Similarly, Americans are aware that of the six or so up-grading facilities that were on the books, only one survived the recession. The market determines these commercial outcomes. Both unused refinery capacity of the right type, and large demand, exist on the U.S. Gulf Coast and elsewhere in the United States. Canada is the natural supplier by reason of proximity. The United States needs Canadian oil, both conventional and heavy.

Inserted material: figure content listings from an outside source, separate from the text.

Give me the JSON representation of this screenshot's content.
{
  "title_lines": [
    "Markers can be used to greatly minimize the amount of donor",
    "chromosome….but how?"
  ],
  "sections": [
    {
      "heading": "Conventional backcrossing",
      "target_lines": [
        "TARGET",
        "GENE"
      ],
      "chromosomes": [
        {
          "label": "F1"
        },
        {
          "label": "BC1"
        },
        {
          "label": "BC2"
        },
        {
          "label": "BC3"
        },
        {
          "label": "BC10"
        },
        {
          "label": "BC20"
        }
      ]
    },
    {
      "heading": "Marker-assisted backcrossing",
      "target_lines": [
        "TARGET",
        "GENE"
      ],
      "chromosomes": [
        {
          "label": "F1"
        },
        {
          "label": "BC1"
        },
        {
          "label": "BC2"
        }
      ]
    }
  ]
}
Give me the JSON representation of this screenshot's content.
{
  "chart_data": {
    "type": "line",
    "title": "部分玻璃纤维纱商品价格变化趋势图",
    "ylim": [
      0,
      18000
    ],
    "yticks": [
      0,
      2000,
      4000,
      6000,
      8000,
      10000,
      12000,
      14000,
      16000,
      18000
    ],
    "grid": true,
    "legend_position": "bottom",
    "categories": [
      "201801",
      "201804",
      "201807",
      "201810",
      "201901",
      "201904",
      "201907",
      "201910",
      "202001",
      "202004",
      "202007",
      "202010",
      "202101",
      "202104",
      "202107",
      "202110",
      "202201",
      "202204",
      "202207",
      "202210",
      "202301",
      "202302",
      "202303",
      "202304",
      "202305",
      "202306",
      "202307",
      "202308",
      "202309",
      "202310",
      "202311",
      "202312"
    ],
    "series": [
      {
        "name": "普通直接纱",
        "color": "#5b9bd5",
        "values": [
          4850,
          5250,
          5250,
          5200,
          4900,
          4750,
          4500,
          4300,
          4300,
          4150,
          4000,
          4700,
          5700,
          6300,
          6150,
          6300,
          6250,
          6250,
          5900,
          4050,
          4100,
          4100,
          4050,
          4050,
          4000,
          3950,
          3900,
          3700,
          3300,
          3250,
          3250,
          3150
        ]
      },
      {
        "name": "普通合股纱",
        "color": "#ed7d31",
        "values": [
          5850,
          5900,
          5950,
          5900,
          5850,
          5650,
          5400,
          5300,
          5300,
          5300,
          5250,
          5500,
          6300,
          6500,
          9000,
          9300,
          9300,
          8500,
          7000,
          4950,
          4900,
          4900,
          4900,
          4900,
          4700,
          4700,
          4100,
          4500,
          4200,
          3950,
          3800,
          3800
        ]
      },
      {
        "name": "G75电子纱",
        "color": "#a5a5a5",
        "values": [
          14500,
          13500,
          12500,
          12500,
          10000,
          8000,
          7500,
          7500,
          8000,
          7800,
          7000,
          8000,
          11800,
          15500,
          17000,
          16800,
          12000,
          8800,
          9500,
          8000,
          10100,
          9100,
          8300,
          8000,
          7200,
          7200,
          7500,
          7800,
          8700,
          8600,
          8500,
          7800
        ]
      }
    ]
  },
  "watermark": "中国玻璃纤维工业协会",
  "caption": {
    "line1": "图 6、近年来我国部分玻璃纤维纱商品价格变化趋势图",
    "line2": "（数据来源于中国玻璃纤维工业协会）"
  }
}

American policy-makers also know that the capacity to make dry tailings commercial could occur within five years. Elimination of wet tailings that now occupy 66 square miles of Alberta’s surface area would make the environmental record of the oil sands look much better. Until technical breakthroughs in the development of alternative energy sources eliminate the need for fossil fuels, the oil sands will supply oil to the United States, paid for at world prices.

 

Don’t Underestimate the United States!

Observers of trade and commerce often are impressed with very high GDP growth rates in Asia. Yet Europe and the United States buy Canada’s manufactures and services, not just its raw materials. With their neo-mercantilist approach to trade, many Asian countries do not. Why substitute growth for development? Political risks in some of these markets are also very high. Moreover, the size of the American and European markets is often undervalued. Of course these regions must escape the drag of the recession. They will, albeit slowly.

Reassessment of priorities, and restructuring, continually take place in Washington. Washington has not given up on the 21st Century — far from it. Knowing the United States well, Canada understands that this determination of the American people and its firms expresses America’s latent dynamism.